There are some good Sex Museums out there... like the one in Amsterdam. Would it go under museum.xxx or xxx.museum ?
Just wondering?
I'm not quite sure how adding two 'x's to goatse.cx actually helps anything.
First one, here goes... wouldn't lumping all "objectionable material" into one place make it more tantalising for kids? Part of the thrill of being young is pushing the boundaries, and knowing that there's a place where everything is porn is going to make sure that the kids will know it's there, that all they have to do is find an unblocked computer or find a way around the firewall (single key to unlock *all* porn, yay!) and they'll be the coolest out there for doing something they've been told not to. After all, it's not going to be "You're 18 now, and here's something you've never been told before : .xxx is full of pictures of naked women." Prohibition tends to make things more desirable, not less.
The barenness and degradation of the meat packing industry is stomach-churning. I still love steak.
The barenness and degradation of the garment industry (mostly in third world countries) is terrible. I'm not volunteering to go naked (usual /.'er dimensions).

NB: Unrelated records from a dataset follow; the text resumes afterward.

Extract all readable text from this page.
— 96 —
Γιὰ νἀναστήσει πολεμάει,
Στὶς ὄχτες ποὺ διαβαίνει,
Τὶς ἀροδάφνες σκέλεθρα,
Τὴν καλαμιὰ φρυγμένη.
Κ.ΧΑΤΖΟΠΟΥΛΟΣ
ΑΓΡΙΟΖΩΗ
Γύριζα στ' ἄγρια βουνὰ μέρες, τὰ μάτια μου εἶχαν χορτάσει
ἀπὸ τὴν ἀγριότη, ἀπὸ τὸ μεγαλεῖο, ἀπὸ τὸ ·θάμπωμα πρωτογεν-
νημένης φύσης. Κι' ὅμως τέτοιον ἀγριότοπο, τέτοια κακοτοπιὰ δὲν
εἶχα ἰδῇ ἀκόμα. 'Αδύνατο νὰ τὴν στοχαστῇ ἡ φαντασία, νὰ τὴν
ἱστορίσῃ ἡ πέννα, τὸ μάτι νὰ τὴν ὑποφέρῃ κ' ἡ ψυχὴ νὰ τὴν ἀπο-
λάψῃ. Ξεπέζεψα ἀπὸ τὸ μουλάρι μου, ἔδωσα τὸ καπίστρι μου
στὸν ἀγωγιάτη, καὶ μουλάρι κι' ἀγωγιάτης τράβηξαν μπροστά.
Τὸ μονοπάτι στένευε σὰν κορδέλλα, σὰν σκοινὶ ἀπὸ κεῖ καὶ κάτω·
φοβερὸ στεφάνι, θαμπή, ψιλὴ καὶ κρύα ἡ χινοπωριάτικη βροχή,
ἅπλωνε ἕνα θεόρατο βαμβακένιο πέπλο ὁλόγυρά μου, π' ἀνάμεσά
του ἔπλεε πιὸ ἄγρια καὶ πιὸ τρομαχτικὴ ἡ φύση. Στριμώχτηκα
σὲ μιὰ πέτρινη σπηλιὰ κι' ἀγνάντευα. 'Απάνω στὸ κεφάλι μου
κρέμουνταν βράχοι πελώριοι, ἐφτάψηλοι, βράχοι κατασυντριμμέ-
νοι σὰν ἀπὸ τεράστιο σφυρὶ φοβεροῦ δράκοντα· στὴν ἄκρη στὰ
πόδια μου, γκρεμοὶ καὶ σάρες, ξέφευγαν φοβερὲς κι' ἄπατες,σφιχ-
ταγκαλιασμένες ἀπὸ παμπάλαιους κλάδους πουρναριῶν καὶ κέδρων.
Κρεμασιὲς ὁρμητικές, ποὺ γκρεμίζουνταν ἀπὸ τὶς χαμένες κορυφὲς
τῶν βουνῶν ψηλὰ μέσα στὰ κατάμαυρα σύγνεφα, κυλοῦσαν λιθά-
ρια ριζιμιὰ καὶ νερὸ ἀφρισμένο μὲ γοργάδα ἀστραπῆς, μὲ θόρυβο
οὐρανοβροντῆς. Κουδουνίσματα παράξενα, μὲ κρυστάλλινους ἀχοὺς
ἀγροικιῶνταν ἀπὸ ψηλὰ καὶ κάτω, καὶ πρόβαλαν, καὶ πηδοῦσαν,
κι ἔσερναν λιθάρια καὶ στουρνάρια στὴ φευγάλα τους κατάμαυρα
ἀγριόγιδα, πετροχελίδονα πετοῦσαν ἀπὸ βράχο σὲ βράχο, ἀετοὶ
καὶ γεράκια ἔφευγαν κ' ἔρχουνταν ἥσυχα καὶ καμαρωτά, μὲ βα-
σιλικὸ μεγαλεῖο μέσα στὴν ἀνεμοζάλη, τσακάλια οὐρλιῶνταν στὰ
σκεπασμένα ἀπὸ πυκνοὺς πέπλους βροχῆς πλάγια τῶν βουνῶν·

If you have a problem with industry practices, work to change industry practices rather than attacking the product. Most people attacking porn object to the product, and pointing at bad industry practices is just a red herring. Many cities have tried to ban strip clubs, because so much violence and drug use happens in and around strip clubs. Biker bars, they're kosher.
Censorship is telling a man he can't have a steak just because a baby can't chew it. --Mark Twain
I think it's about time we're able to know that only one TLD on the Internet will contain Vin Diesel content.
-- Of course I'm paranoid. I'm a sysadmin.
"Critics such as the Family Research Council, a conservative U.S.-based religious group, complain that creating the .xxx domain would only legitimize the porn industry..."
Legitimize the porn industry? I'm pretty sure if you look at how much money the porn industry generates today its hard to say its not already legitimized.
Reality is a big nasty dragon. Fortunately I don't believe in dragons.